Hawkins views consciousness like this...
Consciousness is when you have a string of memories that drive your actions. imagine you had washed your car in the morning, and then somebody had wiped the memory from your brain. you would say "I wasn't conscious while doing it!" but if you were shown a video of yourself doing it, you'd probably also say that you did it 'unconsciously'. Hawkins argues that really what drives consciousness is a sequence of memories driving for some goal, which is totally compatible with the thousand brain theory.
I'm not sure how much I buy this exactly, but it does seem to make sense at first blush. Maybe arguing about consciousness in the first place doesn't really matter in the end.

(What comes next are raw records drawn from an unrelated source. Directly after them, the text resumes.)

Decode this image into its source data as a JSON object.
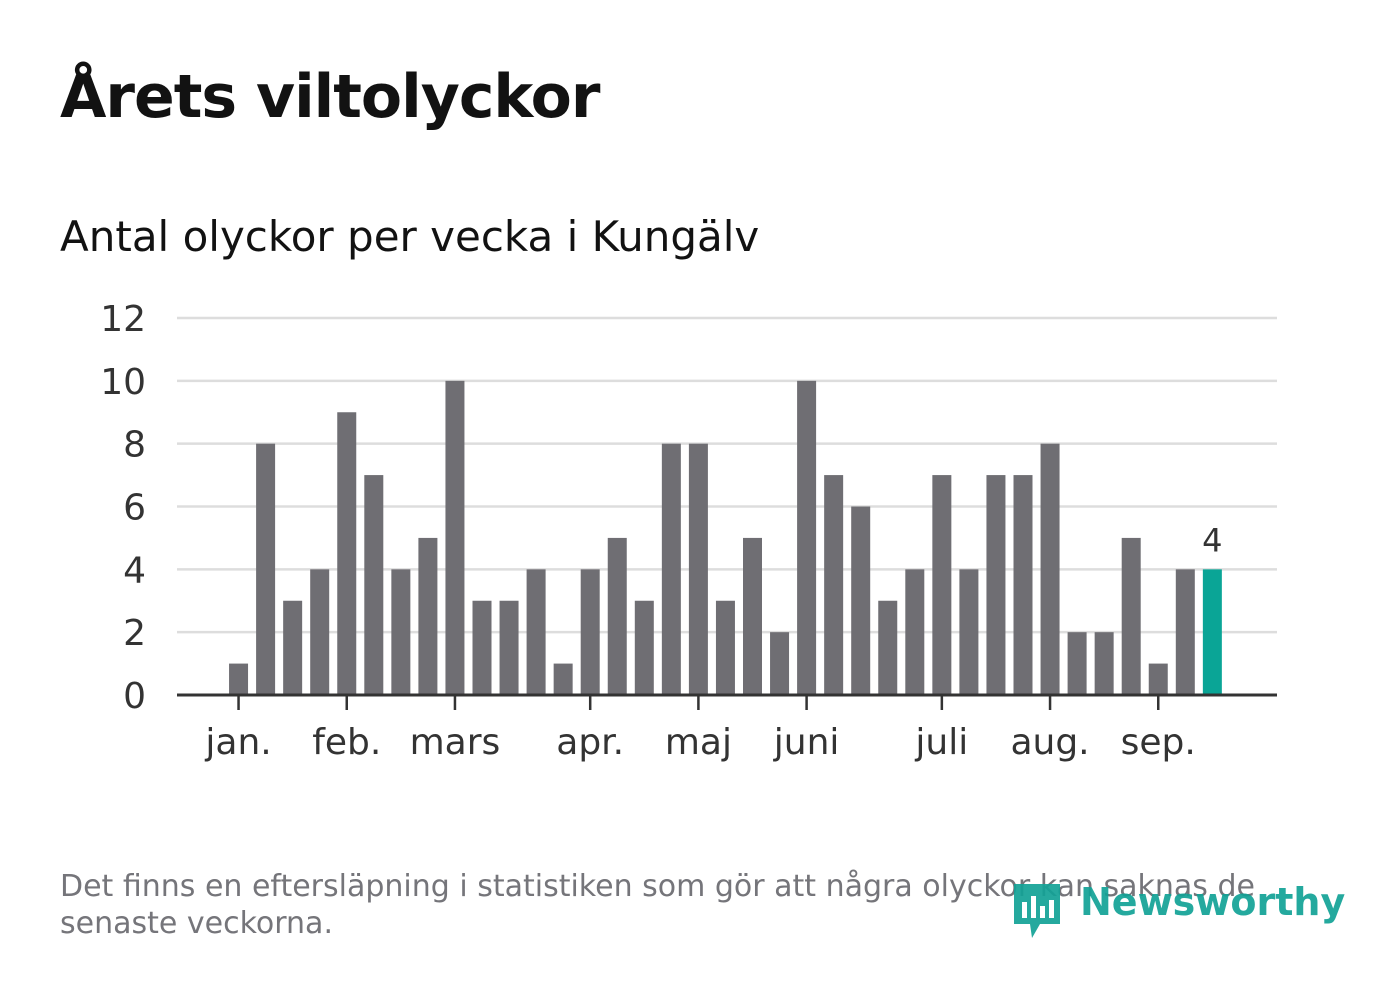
{
  "title": "Årets viltolyckor",
  "subtitle": "Antal olyckor per vecka i Kungälv",
  "footnote": "Det finns en eftersläpning i statistiken som gör att några olyckor kan saknas de senaste veckorna.",
  "brand": {
    "name": "Newsworthy",
    "icon": "newsworthy-logo-icon",
    "color": "#12a296"
  },
  "colors": {
    "bar": "#6f6e73",
    "highlight": "#0aa596",
    "grid": "#dddddd",
    "axis": "#333333"
  },
  "chart_data": {
    "type": "bar",
    "title": "Antal olyckor per vecka i Kungälv",
    "xlabel": "",
    "ylabel": "",
    "ylim": [
      0,
      12
    ],
    "yticks": [
      0,
      2,
      4,
      6,
      8,
      10,
      12
    ],
    "grid": true,
    "categories": [
      1,
      2,
      3,
      4,
      5,
      6,
      7,
      8,
      9,
      10,
      11,
      12,
      13,
      14,
      15,
      16,
      17,
      18,
      19,
      20,
      21,
      22,
      23,
      24,
      25,
      26,
      27,
      28,
      29,
      30,
      31,
      32,
      33,
      34,
      35,
      36,
      37,
      38
    ],
    "values": [
      0,
      1,
      8,
      3,
      4,
      9,
      7,
      4,
      5,
      10,
      3,
      3,
      4,
      1,
      4,
      5,
      3,
      8,
      8,
      3,
      5,
      2,
      10,
      7,
      6,
      3,
      4,
      7,
      4,
      7,
      7,
      8,
      2,
      2,
      5,
      1,
      4,
      4
    ],
    "highlight_index": 37,
    "highlight_label": "4",
    "month_ticks": [
      {
        "label": "jan.",
        "pos": 1
      },
      {
        "label": "feb.",
        "pos": 5
      },
      {
        "label": "mars",
        "pos": 9
      },
      {
        "label": "apr.",
        "pos": 14
      },
      {
        "label": "maj",
        "pos": 18
      },
      {
        "label": "juni",
        "pos": 22
      },
      {
        "label": "juli",
        "pos": 27
      },
      {
        "label": "aug.",
        "pos": 31
      },
      {
        "label": "sep.",
        "pos": 35
      }
    ]
  }
}
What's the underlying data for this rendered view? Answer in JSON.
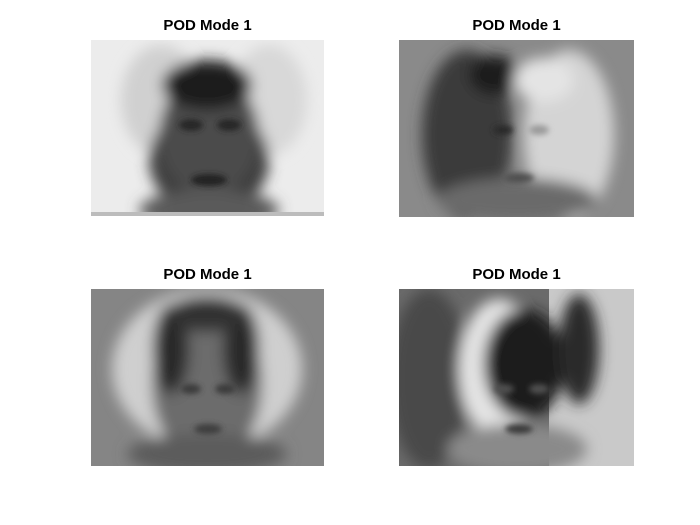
{
  "figure": {
    "background": "#ffffff",
    "subplots": [
      {
        "title": "POD Mode 1",
        "description": "grayscale eigenface, light background with dark blurred face",
        "palette": "gray"
      },
      {
        "title": "POD Mode 1",
        "description": "grayscale eigenface, split dark/light halves",
        "palette": "gray"
      },
      {
        "title": "POD Mode 1",
        "description": "grayscale eigenface, dark center with light halo",
        "palette": "gray"
      },
      {
        "title": "POD Mode 1",
        "description": "grayscale eigenface, dark face with bright left halo",
        "palette": "gray"
      }
    ]
  }
}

Hawkins isn't too worried about existential risk in the same way that Nick Bostrom is in Superintelligence. He argues that a pure 'thinking machine' won't have innate goals. And it won't do things without us instructing it to do so.
I'm not sure how much I agree with this. Hawkin's analysis seems much more surface-level vs Bostrom's.
Models in action
A good example of seeing two models in action is this checkerboard illusion (via wikipedia)
The squares labeled A and B are actually the same color! How can this be?
We have two competing models: the model of a checkerboard which must alternate black and white squares. And then the shadow model, that a shadow should be darker than they items around it. In this case, the checkerboard model wins out, making us perceive the B square to be lighter than A, even if it isn't.
Self reproducing models
Models which we teach to others (every child should get a good education) are inherently more viral. This is the same idea of a meme that Dawkins presents.
Honestly the rest of the book trended more towards the political + existential risks to humanity. If you're interested in the threats that AI poses here, I'd check out Nick Bostrom's Superintelligence.